On Wed, May 13, 2015 at 2:30 PM, Colin Yates <[email protected]> wrote:

> Yeah, I didn't explain that second point well. Because of the lack of
> (my experience with) web based tooling I typically have most of the
> logic on the back end leaving the UI to be pure rendering only. With
> the symmetry of CLJ and CLJS that technical barrier has disappeared.
>
> Case in point, I am just now coding logic which summarises the
> criteria used to select the data you are seeing. Imagine a table with
> a set of tabs, each tab allowing you to restrict some criteria and the
> table shows you matching results. The logic to produce something like
> "Viewing 132 out of 3423 results for location 1 and location 2, across
> all woogies and non-active wibblies, ..." is less trivial then it
> might sound. Previously I would have returned this as part of the
> results returned from the server {:results [..] :total-count 3423
> :context "for location 1 ..."} where as now I am less nervous about
> that logic living on the web tier.
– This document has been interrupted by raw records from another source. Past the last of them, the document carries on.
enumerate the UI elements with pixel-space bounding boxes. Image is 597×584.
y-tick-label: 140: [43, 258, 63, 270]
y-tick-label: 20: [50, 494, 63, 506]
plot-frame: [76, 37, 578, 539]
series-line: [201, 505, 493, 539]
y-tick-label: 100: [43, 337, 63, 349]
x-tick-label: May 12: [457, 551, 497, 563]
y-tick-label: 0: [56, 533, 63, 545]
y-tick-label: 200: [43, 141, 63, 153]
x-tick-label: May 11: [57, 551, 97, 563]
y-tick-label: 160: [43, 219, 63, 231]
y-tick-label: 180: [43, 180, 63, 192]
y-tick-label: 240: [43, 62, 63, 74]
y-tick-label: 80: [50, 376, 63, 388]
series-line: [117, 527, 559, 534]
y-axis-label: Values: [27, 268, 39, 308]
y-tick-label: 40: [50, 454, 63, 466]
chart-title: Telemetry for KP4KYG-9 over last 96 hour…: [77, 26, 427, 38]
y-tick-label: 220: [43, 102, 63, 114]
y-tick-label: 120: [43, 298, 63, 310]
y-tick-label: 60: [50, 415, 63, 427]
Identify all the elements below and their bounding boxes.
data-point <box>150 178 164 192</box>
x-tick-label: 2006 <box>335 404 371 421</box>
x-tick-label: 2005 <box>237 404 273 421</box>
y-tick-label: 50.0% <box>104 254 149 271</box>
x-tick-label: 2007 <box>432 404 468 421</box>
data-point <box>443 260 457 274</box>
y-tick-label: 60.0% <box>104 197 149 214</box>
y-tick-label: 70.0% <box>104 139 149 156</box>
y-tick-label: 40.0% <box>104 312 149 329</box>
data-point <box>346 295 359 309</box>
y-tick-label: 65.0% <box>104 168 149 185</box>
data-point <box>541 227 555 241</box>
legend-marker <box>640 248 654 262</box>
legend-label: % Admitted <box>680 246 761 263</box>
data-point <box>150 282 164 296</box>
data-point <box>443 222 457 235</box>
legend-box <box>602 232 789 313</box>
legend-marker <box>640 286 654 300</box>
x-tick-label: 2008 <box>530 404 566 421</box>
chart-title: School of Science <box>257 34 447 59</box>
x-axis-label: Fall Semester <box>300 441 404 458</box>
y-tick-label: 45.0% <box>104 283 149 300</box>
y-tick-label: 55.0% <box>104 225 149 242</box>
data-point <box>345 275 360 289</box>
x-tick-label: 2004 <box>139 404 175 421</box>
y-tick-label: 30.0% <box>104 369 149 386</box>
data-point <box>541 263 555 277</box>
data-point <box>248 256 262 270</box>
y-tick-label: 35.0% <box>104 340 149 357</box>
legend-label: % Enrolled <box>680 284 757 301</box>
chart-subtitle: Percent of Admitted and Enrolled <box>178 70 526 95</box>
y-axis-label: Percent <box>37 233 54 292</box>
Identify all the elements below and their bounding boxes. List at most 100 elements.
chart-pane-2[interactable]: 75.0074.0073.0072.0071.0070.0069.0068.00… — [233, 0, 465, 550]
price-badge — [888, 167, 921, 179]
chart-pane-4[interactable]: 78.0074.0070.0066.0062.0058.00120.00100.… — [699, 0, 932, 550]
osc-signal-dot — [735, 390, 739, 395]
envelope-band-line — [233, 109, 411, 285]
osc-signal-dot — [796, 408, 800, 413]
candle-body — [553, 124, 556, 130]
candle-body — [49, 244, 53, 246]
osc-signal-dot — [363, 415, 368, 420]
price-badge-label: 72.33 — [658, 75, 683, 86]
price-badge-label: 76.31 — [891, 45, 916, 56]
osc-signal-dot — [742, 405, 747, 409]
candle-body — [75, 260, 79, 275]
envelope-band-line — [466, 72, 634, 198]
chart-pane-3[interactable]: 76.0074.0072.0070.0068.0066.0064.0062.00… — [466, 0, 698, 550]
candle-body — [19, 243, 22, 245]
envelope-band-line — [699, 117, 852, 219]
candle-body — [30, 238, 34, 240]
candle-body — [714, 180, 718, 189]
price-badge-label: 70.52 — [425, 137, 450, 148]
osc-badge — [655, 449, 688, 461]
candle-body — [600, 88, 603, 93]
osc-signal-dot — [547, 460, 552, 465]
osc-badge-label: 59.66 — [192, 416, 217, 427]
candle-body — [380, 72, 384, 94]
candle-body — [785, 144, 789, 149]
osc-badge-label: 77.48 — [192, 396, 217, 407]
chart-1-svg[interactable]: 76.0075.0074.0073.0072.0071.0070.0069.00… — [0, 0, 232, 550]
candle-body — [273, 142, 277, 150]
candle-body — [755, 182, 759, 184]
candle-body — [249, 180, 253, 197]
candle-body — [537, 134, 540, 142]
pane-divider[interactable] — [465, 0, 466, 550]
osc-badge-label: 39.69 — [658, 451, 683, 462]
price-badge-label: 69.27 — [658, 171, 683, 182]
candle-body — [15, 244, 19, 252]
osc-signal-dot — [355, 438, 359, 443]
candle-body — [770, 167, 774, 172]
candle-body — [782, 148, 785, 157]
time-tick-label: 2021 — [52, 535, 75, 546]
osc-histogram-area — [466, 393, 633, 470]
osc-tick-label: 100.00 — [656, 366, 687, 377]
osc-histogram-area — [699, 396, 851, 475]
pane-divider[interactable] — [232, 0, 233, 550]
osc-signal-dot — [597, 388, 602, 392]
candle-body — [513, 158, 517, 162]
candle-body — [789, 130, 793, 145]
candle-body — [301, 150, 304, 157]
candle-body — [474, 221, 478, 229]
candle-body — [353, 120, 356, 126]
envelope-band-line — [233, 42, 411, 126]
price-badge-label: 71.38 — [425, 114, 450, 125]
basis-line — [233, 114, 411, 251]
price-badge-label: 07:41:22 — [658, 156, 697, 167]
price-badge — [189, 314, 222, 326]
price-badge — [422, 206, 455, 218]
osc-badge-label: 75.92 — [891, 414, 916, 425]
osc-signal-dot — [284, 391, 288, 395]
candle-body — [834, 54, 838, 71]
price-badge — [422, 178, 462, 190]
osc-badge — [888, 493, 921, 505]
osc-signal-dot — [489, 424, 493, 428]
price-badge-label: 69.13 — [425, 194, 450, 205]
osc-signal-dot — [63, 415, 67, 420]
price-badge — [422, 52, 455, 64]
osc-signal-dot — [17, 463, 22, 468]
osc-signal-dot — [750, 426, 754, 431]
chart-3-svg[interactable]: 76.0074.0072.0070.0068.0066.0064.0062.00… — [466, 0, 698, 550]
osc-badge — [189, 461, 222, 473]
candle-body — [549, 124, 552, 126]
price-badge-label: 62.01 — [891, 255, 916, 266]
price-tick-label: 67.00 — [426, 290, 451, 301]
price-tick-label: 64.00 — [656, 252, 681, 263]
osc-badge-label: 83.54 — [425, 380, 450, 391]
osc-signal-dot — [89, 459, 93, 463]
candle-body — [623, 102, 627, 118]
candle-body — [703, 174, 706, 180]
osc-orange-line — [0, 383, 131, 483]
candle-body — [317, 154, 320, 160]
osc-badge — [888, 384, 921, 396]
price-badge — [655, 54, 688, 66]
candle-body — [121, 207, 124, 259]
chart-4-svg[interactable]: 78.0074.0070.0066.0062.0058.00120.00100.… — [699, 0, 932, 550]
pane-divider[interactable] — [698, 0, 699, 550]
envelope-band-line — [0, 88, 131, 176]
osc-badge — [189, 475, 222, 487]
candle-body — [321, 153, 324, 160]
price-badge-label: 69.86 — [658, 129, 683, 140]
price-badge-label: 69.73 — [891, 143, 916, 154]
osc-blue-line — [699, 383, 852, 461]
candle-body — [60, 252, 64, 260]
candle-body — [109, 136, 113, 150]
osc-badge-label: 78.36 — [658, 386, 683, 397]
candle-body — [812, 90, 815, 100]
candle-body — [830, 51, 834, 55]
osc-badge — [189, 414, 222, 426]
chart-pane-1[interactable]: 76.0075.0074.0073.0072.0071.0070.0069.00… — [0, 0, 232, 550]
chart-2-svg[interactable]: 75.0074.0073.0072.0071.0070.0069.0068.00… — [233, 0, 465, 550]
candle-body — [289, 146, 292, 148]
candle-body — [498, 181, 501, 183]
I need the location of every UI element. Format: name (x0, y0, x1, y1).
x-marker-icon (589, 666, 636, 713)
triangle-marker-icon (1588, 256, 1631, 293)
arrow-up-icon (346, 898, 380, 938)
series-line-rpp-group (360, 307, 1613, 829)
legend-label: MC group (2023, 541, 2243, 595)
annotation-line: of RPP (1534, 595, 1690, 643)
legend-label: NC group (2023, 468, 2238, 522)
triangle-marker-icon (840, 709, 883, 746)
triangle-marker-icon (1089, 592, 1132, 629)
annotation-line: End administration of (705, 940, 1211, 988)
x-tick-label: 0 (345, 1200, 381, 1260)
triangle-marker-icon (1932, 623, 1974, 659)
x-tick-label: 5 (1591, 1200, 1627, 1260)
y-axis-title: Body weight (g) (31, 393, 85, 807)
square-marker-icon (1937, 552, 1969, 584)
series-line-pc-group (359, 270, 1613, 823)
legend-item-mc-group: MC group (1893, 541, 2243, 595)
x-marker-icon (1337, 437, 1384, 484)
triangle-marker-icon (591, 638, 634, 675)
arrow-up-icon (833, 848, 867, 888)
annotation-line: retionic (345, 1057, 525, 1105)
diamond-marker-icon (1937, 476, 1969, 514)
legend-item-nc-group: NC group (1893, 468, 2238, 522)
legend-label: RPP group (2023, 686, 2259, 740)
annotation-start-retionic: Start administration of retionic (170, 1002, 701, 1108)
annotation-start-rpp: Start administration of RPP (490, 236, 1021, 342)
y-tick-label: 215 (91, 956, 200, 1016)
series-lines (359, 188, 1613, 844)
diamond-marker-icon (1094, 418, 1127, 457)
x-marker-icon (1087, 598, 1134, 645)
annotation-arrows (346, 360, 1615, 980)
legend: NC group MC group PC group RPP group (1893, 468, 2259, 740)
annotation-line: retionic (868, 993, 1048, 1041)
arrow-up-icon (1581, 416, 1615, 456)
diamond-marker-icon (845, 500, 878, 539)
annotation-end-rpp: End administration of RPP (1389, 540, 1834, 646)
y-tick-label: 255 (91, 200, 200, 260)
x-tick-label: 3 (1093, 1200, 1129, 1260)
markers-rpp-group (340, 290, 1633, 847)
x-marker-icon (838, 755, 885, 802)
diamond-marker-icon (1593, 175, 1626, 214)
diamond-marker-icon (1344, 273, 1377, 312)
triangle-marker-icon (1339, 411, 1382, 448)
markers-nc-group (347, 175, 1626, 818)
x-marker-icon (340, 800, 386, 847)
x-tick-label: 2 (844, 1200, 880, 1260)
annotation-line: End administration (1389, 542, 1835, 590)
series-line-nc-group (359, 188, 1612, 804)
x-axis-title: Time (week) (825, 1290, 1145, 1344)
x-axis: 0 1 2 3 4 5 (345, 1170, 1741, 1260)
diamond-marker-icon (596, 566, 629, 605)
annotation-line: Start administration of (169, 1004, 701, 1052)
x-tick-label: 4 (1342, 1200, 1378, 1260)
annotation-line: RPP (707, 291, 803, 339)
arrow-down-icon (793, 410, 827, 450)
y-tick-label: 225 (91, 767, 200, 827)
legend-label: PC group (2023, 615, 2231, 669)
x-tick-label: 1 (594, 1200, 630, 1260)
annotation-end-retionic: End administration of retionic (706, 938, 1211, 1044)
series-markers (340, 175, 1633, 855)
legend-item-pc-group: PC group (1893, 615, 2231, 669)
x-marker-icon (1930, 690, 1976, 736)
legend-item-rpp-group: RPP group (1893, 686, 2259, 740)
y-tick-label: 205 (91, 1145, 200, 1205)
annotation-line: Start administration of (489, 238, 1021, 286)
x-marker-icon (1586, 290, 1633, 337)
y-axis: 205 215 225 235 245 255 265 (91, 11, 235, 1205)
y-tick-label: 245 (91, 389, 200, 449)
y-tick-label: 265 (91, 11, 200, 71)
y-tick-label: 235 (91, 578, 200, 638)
Of course, there are other concerns
> for this case in point around data staleness (you don't want the
> context being updated before the results are updated etc.).
>
> tldr - the symmetry of CLJ and CLJS make it easier (for me at least)
> to put non-trivial logic on the front end
>
>
> On 13 May 2015 at 13:06, Khalid Jebbari <[email protected]> wrote:
> > I understand the relationship between state machines and event-log/CQRS.
> A program could just translate the UI events into events stored in an event
> log, and let them be consumed continually by a state machine. You would
> basically reduce the events log using the state machine as a reduction
> function.
> >
> > When you say logic end up in lot of different places, do you mean logic
> that should be related ? I'd like to understand more about that point.